Opinion pieces

Climate change is a national security issue

August 07, 2019

The Morrison government’s Pacific “Step Up” will stumble before it starts unless global warming is taken seriously.

If only a Minister of the Morrison Government would be as forthright in identifying climate change as a massive destabilising force in our region as the Chief of the Defence Force Angus Campbell has been.

In a private speech in Bowral in June, General Campbell is reported to have sounded a clear warning that climate change and Australia’s national security are inextricably linked. We live in the most disaster-prone region in the world – he is reported to have said – and a further rise in global temperatures would likely put more pressure on the Australian Defence Force’s ability to respond.

In 2016, Australia’s Defence White Paper identified the risk that climate change would drive natural disasters and political instability in the Pacific. As the number of disasters increase, so do the number of disaster relief missions that are likely to involve the Australian Defence Force.

Since that White Paper the ADF has supported disaster relief missions in Fiji, Tonga, Papua New Guinea, Indonesia and New Zealand, as well as in Queensland and the Northern Territory following cyclones, and NSW and South Australia following floods.

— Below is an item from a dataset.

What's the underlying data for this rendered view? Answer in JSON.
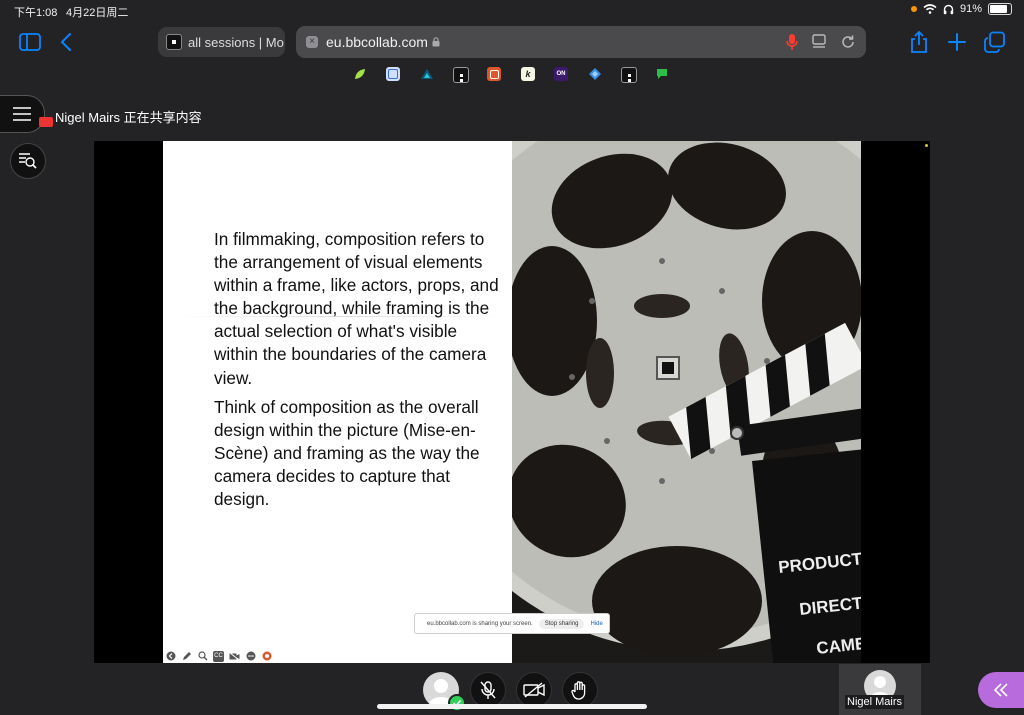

Those missions involve thousands of troops at a time, some times more than Australia deployed at the height of our involvement in Afghanistan. For example, we sent 1,000 troops to support Operation Fiji Assist, about 1,600 to help after Cyclone Debbie hit Queensland, and close to 3,000 to help North Queensland clean up after floods earlier this year.

Disaster relief takes resources. Indeed, the largest vessels our Navy has ever deployed – the HMAS Adelaide and the HMAS Canberra – are more often likely to be contributing to humanitarian missions in response to climate-related disasters than fulfilling a traditional combat role.

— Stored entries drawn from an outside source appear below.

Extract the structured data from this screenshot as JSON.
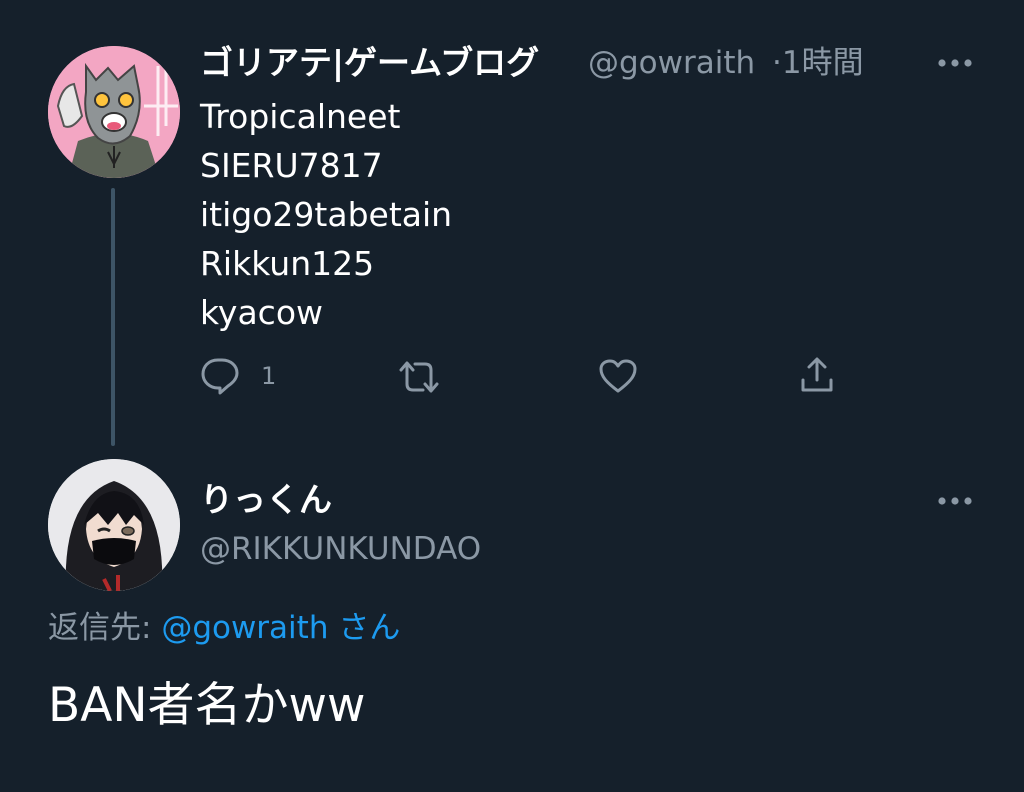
{
  "tweet": {
    "display_name": "ゴリアテ|ゲームブログ",
    "handle": "@gowraith",
    "time": "·1時間",
    "lines": [
      "Tropicalneet",
      "SIERU7817",
      "itigo29tabetain",
      "Rikkun125",
      "kyacow"
    ],
    "reply_count": "1",
    "icons": {
      "more": "more-horizontal-icon",
      "reply": "reply-bubble-icon",
      "retweet": "retweet-icon",
      "like": "heart-icon",
      "share": "share-upload-icon"
    }
  },
  "reply": {
    "display_name": "りっくん",
    "handle": "@RIKKUNKUNDAO",
    "reply_to_label": "返信先:",
    "reply_to_handle": "@gowraith",
    "reply_to_suffix": "さん",
    "text": "BAN者名かww"
  },
  "colors": {
    "background": "#15202b",
    "secondary_text": "#8b98a5",
    "link": "#1d9bf0",
    "thread_line": "#3d5466"
  }
}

General Campbell reportedly reiterated what Pacific leaders have been telling us for years – that climate change is a threat to their very existence, and they are looking to Australia to do more.

Through loss of land, undermined economies, and threatened sustainability, an influx of climate refugees from affected islands would be a humanitarian disaster that could destabilise the region.

As early as 2007, then senior Papua New Guinean diplomat Robert Aisi, representing the Pacific Islands Forum, told the United Nations Security Council that Pacific islands were already impacted by climate change. He spoke about how Cyclone Heta had left one-fifth of the population of Niue homeless in 2004. How the Cook Islands had experienced five cyclones in one month when previously they were uncommon. How PNG was experiencing more malaria and dengue fever. And how rising sea temperatures and winds were expected to push major tuna stocks westwards, causing economic problems. He said the “impact of climate change on small islands was no less threatening than the dangers guns and bombs posed to large nations”.

Leaders from Fiji and the Solomon Islands have made similar pleas. And as recently as last month, New Zealand Foreign Minister Winton Peters said that any country that wanted to “step up” in the Pacific needed to take climate change concerns seriously.

In the US, the military understands the risk climate change poses to security. US military combatant commands are integrating climate-related impacts into their planning cycles. They are doing this because the Pentagon understands that climate change will “aggravate problems such as poverty, social tensions, environmental degradation, ineffectual leadership and weak political institutions that threaten stability in a number of countries”.

In April, the US Air Force Chief of Staff General David L. Goldfein, cited the conflict in Syria as an example of how climate change’s impact is already destabilising some nations. “Most don’t remember what caused the Syria conflict to start,” he told a Senate Armed Forces Committee. “It started because of a 10-year drought.”

It is not that climate change itself causes conflict, but it puts pressure on natural resources, on the security of land, water, health and food which are critical to human survival.

The Pacific is a foreign policy priority for the Morrison Government, yet its Step Up in the region, important as it is, is being undermined by the Government’s inaction on climate change.

The Pacific Islands Forum’s Boe Declaration, signed last year, identified climate change as the number one existential threat to the region, yet it’s well known that the Australian Government did everything it could to seek to water down that declaration. In diplomatic forums in the Pacific, Australia is seen to be acting to remove words around climate change from communiques and negotiating positions. This undermines the entire region’s attempts to adapt to climate change, and would appear to undermine what General Campbell says is the ADF’s position, in that they have been preparing for the impact of climate change “for years”.

Recently Scott Morrison and Papua New Guinea’s Prime Minister James Marape agreed to work towards elevating the relationship between our countries to the status of a Comprehensive Strategic and Economic Partnership, a move which Labor welcomes.

But without adequate development funding and without addressing climate change, the Morrison Government’s Pacific Step Up stumbles before it starts.

Scott Morrison must, as Angus Campbell does, recognise the intrinsic link between climate change in the Pacific and Australian national security. The Government must act to mitigate climate change – making sure the Paris Treaty is implemented properly so that we limit global warming, the effects of climate change in the Pacific and the potential destabilisation of our region.